LONDON, 7th October 2020 – International climate change consultancy EcoAct alongside major corporates today published an open-source methodology for companies that need to calculate the impacts of an increasing number of employees working from home on corporate carbon emissions.
The paper, written in collaboration with EcoAct clients NatWest Group and Lloyds Banking Group and following a roundtable consultation with six major corporates, aims to define a simple and easy to use process for calculating emissions of a workforce increasingly based at their own homes as a result of the global COVID-19 pandemic.
An estimated 47% of UK employees – 14 million people – were reported to be working from home in April this year, and as we head towards the winter months and inevitable increases in energy consumption for heating and lighting, it is vital that corporates are accounting for the shifting boundaries of their operational emissions and have a way to reliably assess them for 2020 and beyond.
Research carried out in July 2020 by UK energy supplier Bulb in partnership with EcoAct, estimated that UK firms could face a ‘black hole’ of 470,000 tonnes of carbon this year due to unaccounted energy use incurred by employees at home, potentially undermining the UK’s long-term net zero emissions ambition. To put this into perspective, this is equivalent to flying around the world over 84,700 times in economy class.
This new paper sets out a base case for three areas of emissions generated from homeworking (emissions from office equipment, heating energy and cooling energy) and provides the calculations companies need to robustly assess these emissions in their 2020 reporting.

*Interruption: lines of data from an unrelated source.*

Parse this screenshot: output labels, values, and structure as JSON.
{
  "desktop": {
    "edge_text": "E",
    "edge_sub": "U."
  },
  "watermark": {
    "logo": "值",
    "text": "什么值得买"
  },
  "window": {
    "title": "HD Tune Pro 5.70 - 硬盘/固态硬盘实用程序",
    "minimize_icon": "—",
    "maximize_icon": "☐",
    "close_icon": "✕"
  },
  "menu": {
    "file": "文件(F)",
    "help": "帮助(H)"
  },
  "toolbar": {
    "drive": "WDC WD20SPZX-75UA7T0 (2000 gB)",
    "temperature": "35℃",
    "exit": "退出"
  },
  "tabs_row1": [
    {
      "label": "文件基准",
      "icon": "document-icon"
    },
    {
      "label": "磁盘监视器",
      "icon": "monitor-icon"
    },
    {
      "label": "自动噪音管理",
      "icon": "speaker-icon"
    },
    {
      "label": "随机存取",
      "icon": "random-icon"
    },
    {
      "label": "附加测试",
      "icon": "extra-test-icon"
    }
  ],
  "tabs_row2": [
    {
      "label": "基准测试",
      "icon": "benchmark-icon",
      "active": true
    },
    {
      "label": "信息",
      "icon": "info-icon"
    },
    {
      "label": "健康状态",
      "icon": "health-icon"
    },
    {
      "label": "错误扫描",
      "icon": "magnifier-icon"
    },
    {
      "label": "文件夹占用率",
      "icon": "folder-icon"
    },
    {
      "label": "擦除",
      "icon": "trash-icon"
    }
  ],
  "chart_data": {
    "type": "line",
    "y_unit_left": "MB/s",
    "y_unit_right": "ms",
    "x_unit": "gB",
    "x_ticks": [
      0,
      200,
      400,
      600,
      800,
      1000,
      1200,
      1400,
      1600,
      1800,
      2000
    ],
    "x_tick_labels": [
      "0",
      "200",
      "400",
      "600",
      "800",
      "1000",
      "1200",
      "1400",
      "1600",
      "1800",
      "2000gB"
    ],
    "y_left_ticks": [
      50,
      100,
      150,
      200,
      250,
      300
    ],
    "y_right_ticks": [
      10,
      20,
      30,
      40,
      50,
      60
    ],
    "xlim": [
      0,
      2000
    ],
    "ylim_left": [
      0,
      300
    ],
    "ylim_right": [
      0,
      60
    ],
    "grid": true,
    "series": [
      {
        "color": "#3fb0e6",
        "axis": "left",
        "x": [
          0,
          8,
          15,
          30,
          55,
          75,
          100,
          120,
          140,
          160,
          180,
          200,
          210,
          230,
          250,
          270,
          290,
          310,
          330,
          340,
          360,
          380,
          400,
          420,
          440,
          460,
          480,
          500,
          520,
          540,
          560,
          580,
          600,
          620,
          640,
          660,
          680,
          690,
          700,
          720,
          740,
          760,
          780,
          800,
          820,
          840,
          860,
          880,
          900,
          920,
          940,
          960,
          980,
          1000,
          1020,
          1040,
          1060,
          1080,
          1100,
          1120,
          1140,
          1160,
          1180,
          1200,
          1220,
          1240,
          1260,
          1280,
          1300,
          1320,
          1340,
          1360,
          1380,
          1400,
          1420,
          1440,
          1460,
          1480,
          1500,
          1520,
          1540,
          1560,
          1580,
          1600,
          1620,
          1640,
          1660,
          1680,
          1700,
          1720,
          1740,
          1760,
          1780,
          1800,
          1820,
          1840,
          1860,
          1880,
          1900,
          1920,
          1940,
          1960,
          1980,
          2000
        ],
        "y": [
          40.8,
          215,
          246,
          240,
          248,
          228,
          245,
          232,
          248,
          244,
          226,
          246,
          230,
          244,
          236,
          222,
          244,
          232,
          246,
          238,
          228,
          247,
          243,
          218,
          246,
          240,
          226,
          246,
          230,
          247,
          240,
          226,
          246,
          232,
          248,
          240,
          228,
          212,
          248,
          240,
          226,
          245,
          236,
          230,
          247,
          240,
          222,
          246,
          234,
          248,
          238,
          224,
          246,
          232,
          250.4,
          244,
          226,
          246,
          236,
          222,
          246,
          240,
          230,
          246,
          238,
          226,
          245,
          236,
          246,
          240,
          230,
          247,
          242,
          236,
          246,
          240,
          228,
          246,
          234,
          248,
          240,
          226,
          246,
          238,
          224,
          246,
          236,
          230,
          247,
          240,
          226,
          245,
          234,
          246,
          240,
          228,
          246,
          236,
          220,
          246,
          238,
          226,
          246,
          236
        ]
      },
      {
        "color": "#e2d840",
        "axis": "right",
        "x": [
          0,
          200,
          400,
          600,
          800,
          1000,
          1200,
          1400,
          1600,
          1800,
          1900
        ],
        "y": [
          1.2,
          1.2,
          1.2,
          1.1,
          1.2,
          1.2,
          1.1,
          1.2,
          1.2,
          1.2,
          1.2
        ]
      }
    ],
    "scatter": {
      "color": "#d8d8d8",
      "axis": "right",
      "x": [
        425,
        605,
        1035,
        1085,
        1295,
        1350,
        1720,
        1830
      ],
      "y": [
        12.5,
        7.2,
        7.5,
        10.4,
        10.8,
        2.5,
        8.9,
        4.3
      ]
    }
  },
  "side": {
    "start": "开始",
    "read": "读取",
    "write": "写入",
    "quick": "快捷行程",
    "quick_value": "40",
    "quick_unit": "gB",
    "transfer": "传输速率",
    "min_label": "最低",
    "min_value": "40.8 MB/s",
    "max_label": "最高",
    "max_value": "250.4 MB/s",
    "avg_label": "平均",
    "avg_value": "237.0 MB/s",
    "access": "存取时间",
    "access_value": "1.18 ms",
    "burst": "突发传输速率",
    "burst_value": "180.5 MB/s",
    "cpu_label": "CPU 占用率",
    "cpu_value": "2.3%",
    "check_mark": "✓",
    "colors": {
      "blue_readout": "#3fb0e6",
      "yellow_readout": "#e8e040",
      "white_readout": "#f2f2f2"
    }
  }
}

Fiona Cannon, Group Sustainable Business Director, Lloyds Banking Group said: “Even before the impact of the Covid-19 pandemic, we have supported an agile approach for our colleagues, enabling them to work from home and look at different working patterns.
While the Covid-19 pandemic has resulted in a further reduction in our carbon emissions, most notably through less travel, we recognise the need to balance this against the additional emissions caused by colleagues working from home. This report is a valuable step in navigating the challenge of measuring carbon emissions associated with home working and supports organisations in taking action to tackle the threat of climate change.”
Natwest Group agrees “As our ways of working continue to change through this pandemic and beyond, it is essential that companies understand the full impact such changes are having on their carbon emissions.
“This year we announced ambitious targets to reduce our climate impact, which include making our operations net zero by the end of 2020. Homeworking emissions are currently excluded from our footprint calculations due to the historic lack of a clear methodology and the associated data collection challenges. Given the significant shift in working patterns seen in 2020, we feel it is important to be able to assess the materiality of the displaced emissions, enabling us to make better decisions about how we tackle them in the future.
Most large companies choose to disclose emissions in line with the Greenhouse Gas (GHG) protocol standards. Under the GHG protocol, homeworking is currently an optional disclosure covered in the Employee Commuting (Category 7) section. EcoAct’s methodology seeks to supplement and support the GHG protocol by providing a standardised format which businesses can cite in their disclosures”.